Comme c’était prévisible, eu égard à l’importance stratégique du pays dans l’architecture géopolitique régionale, la révolution démocratique en Egypte allait devoir faire face à des manœuvres américaines sans précédent. La désignation du patron des services de renseignement, le général Omar Souleiman, au poste de vice-président, vise d’ores et déjà, à parer à un vide constitutionnel après un probable départ de Moubarak et à barrer la route à la révolution démocratique en marche. Cette grossière manœuvre américaine a été rejetée par le peuple égyptien qui a défié pour la seconde nuit consécutive le couvre-feu et continue d’exiger la chute du régime.

La révolution égyptienne est devant un tournant décisif. Outre la répression policière et les provocations des miliciens du régime, elle doit désormais affronter la conjugaison des efforts contre-révolutionnaires du régime et de l’impérialisme américain.

En effet, parmi les défis qu’aura à relever la révolution égyptienne, le premier, et qui fait en même temps la grande différence avec ce qui s’est produit en Tunisie, reste celui du louvoiement hypocrite de la diplomatie américaine qui, d’un côté appelle les autorités à des réformes démocratiques, et de l’autre, soutient, en sous-main, le régime et tente de lui trouver une sortie honorable en substituant le général Souleiman au président Moubarak. Ce faisant, l’attitude américaine dévoile la réalité de la diplomatie occidentale en général, et américaine en particulier, dont les discours hypocrites sur la démocratie et les droits de l’Homme, ne sauraient cacher les véritables mobiles économiques et stratégiques qui guident la politique de ces puissances. La révolution démocratique en Egypte, plus qu’ailleurs, aura une dimension anti-impériale. Ce fait, à lui seul, qui ne manque pas de multiplier les difficultés qu’elle aura à affronter, explique en même temps sa profondeur historique sans précédent.

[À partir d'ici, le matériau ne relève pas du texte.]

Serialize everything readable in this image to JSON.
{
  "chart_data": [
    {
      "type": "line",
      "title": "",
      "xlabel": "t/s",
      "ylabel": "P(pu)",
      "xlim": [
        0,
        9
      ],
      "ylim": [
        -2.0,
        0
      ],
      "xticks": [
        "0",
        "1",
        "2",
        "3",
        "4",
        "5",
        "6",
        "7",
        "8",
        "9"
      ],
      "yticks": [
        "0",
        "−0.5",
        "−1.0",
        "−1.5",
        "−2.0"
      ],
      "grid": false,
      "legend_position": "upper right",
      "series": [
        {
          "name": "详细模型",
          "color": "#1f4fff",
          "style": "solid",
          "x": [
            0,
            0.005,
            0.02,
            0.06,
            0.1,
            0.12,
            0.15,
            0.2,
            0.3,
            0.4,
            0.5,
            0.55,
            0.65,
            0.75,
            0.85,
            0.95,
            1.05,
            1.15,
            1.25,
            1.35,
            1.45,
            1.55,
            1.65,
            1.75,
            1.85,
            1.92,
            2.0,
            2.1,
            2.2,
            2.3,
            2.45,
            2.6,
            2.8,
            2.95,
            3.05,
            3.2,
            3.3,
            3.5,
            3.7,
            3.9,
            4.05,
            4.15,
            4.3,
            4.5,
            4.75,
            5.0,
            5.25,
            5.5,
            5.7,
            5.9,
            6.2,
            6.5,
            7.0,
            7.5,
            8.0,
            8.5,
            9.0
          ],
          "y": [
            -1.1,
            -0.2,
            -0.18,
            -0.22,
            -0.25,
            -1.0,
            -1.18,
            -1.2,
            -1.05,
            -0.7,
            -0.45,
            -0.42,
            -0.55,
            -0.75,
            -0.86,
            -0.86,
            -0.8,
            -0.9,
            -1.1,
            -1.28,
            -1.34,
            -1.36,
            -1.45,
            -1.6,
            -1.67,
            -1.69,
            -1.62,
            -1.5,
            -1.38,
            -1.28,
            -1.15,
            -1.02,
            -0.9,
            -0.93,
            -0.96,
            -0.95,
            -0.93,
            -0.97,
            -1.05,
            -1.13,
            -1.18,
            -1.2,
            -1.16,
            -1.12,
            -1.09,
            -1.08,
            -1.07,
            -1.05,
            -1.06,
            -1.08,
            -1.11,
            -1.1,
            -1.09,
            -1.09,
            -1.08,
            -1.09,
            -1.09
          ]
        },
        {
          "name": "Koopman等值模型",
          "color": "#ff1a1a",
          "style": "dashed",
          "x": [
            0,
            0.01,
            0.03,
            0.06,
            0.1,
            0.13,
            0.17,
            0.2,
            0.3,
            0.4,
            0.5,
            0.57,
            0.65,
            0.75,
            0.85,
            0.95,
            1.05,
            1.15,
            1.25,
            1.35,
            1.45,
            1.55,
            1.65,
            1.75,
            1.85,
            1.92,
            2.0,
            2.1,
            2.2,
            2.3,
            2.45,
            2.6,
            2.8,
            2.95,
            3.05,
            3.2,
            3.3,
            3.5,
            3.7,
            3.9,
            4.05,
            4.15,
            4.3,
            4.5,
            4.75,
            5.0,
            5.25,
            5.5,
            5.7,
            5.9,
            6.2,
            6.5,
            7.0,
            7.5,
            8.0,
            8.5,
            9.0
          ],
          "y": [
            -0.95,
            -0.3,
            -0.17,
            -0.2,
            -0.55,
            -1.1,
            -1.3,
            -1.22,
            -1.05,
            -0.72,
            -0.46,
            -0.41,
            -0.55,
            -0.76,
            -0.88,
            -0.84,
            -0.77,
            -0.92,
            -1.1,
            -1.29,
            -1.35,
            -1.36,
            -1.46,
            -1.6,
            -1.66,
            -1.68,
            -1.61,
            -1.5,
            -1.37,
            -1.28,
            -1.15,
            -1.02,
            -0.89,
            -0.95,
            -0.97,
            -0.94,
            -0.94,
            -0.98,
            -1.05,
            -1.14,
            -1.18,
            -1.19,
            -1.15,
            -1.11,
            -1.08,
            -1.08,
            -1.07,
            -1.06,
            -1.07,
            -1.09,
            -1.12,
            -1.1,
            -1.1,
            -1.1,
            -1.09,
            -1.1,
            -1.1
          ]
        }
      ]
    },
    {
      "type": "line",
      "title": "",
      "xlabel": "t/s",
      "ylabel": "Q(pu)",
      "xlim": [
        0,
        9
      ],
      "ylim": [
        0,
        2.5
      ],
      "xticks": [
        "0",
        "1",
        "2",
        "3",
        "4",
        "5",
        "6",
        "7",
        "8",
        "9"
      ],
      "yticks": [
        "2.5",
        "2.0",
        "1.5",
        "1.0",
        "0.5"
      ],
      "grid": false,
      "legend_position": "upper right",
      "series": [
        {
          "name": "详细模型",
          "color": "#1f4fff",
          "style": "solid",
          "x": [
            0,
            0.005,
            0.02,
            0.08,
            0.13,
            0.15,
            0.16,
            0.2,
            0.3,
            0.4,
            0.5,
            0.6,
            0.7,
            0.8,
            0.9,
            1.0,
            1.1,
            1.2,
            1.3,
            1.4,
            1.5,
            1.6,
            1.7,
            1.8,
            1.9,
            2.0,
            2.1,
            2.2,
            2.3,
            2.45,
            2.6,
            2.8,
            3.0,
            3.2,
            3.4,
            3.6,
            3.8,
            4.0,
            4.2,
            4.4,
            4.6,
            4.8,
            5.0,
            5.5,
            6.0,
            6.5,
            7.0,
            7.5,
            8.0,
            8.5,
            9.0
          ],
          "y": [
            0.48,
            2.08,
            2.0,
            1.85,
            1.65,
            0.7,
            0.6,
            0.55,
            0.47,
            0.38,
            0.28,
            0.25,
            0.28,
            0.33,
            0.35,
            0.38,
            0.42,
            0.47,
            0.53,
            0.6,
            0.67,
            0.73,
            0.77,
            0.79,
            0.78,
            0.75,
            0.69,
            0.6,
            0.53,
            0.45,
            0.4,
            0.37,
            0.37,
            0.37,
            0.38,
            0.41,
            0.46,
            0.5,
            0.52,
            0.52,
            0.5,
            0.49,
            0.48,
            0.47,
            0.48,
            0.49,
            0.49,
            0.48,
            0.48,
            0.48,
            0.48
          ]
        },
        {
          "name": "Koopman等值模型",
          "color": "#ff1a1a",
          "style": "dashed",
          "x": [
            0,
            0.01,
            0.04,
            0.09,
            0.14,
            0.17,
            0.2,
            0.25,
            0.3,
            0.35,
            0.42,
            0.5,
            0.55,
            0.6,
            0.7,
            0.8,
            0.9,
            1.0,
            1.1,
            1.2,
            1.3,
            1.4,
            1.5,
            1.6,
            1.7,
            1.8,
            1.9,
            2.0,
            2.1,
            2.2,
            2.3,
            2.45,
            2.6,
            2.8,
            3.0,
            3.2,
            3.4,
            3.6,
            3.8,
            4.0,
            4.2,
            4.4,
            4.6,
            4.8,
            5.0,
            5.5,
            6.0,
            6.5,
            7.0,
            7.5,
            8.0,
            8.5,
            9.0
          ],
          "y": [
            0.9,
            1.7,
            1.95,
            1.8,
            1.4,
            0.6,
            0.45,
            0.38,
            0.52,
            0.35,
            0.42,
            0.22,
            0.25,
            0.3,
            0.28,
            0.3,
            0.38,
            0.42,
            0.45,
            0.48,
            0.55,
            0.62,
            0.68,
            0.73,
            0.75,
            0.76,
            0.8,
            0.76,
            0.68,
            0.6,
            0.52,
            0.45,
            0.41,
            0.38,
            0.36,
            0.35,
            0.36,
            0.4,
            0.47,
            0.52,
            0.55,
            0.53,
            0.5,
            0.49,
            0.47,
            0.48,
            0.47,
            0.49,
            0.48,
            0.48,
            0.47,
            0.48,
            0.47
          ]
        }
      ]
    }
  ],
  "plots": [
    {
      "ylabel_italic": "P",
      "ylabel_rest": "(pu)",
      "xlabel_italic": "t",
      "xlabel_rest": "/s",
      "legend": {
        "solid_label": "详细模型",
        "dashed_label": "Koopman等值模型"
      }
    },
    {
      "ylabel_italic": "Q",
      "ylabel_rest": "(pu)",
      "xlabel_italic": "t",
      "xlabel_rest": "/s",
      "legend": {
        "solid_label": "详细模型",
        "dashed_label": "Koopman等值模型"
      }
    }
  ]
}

Le second défi qu’aura à affronter la révolution égyptienne est interne. Comment réagira l’armée égyptienne qui subit actuellement de fortes pressions internes et externes visant à lui faire jouer un rôle contre-révolutionnaire ? Jusqu’à présent, l’armée égyptienne s’est cantonnée dans un rôle de maintien de l’ordre public sans réprimer les manifestants qui le lui rendent bien en montrant des signes de sympathie. Cette symbiose entre le peuple et l’armée, si elle n’est pas remise en question par les pressions américaines et les provocations du régime, constituera sans aucun doute l’élément déterminant dans les jours qui viennent. Le peuple égyptien semble conscient de cet enjeu et cherche à éviter les provocations qui visent à donner un prétexte à l’intervention militaire. La constitution de comités populaires en vue de protéger les édifices publics et les biens contre les agissements suspects d’un lumpenprolétariat instrumentalisé par la police secrète du régime s’inscrit dans ce cadre.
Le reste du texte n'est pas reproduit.